The harmonic mean is computed as count / Σ(1/x). Floating-point precision on decimal(30, 10) is more than enough for the realistic range — the precision concerns of the geometric mean don't have a direct analog here.
7. Filters
Both compose with the standard filter modifiers — filter, filterNotNull, filterRaw — and the package watches the source column for delta maintenance automatically. The same filterRawWatches rule applies: list every column the raw SQL references or the stored mean will silently drift.
8. Listener form
GeometricMean and HarmonicMean are also available on #[NestedSetAggregateListener] when the per-row contribution is computed in PHP. The companion shape mirrors the SQL form:
use Vusys\NestedSet\Aggregates\AggregateFunction;
use Vusys\NestedSet\Attributes\NestedSetAggregateListener;
#[NestedSetAggregateListener(column: 'score_geomean', listener: ScoreListener::class, operation: AggregateFunction::GeometricMean)]
#[NestedSetAggregateListener(column: 'score_harmean', listener: ScoreListener::class, operation: AggregateFunction::HarmonicMean)]
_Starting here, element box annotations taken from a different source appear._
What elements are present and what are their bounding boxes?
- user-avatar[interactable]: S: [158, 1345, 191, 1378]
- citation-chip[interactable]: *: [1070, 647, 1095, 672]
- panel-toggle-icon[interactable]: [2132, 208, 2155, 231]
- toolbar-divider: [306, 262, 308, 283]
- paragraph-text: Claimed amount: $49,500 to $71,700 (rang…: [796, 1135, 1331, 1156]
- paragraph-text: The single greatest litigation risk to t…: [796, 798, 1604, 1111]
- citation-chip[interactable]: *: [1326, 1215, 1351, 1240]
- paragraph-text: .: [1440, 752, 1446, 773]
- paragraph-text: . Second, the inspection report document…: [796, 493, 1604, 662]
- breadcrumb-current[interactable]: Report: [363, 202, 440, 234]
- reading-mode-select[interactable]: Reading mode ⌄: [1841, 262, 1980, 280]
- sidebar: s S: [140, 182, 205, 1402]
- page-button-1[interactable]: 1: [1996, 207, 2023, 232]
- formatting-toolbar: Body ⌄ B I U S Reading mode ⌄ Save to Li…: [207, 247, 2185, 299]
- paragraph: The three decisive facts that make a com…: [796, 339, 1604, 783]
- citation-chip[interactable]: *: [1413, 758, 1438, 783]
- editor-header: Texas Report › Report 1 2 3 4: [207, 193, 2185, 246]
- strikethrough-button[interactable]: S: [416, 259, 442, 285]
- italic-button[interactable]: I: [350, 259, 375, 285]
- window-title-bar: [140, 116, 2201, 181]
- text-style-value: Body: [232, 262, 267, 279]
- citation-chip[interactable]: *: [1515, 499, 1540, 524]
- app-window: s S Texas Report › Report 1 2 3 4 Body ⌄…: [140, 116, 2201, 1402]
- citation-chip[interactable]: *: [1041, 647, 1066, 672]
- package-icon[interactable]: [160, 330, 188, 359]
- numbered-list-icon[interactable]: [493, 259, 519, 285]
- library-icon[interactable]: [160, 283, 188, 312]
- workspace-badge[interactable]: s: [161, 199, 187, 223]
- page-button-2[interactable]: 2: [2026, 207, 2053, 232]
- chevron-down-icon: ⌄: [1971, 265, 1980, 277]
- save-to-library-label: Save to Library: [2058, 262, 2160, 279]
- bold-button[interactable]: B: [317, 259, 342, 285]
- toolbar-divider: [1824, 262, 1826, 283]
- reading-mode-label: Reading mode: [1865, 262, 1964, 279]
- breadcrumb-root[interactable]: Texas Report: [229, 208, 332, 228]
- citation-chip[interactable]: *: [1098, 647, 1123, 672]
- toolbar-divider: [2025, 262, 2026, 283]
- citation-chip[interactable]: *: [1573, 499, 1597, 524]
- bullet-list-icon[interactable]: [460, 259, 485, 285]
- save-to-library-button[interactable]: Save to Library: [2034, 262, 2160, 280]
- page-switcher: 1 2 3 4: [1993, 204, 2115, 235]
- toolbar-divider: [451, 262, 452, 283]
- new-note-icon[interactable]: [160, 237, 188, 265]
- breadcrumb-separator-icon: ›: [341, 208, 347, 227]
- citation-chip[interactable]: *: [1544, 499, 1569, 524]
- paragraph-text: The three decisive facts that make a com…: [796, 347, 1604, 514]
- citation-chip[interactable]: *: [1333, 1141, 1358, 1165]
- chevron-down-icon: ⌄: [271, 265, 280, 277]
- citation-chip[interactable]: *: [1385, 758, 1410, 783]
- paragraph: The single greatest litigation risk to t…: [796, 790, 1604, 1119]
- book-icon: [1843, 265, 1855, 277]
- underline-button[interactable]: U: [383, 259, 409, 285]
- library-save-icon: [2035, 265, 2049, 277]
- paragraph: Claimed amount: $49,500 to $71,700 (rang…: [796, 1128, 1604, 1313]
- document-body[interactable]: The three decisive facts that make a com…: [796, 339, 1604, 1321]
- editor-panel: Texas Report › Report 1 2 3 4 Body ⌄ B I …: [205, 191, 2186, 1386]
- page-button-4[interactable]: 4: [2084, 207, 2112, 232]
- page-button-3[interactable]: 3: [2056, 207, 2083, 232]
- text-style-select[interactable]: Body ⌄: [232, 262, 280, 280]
class Monster extends Model implements HasNestedSet { use NodeTrait; }
The migration declares the display column plus the auto-promoted Ln / Recip companions:
$table->decimal('score_geomean', 16, 8)->nullable();
$table->decimal('score_geomean__sum_log', 30, 10)->default(0);
$table->nestedSetAggregate('score_geomean__count');
$table->decimal('score_harmean', 16, 8)->nullable();
$table->decimal('score_harmean__sum_recip', 30, 10)->default(0);
$table->nestedSetAggregate('score_harmean__count');
The domain constraint maps onto the listener contract: return null from contribution() for out-of-domain rows (non-positive for geomean, zero for harmonic) and they are excluded from both the relevant companion sum and the matching count. The display formula then divides by the right n and reflects only contributing rows. (Listener mode does not raise AggregateSourceConstraintViolationException the way the SQL form does — return null upstream if you need fail-loud semantics; otherwise out-of-domain rows are silently skipped.)
filter: / filterNotNull: parameters compose with the means exactly as in the SQL form.
9. Limitations
9.1 exclusive: true routes through chain recompute
Same trade-off as exclusive Avg / Variance — correct but slower than the inline delta. Prefer the default inclusive declarations unless the exclusive value is what the domain actually wants.
9.2 Backend support is uniform
Both functions emit EXP(LN(...)) / 1.0 / col against ordinary SUM / COUNT companions — no native GEOMETRIC_MEAN / HARMONIC_MEAN SQL functions are required, so MySQL, MariaDB, PostgreSQL, and SQLite all behave identically.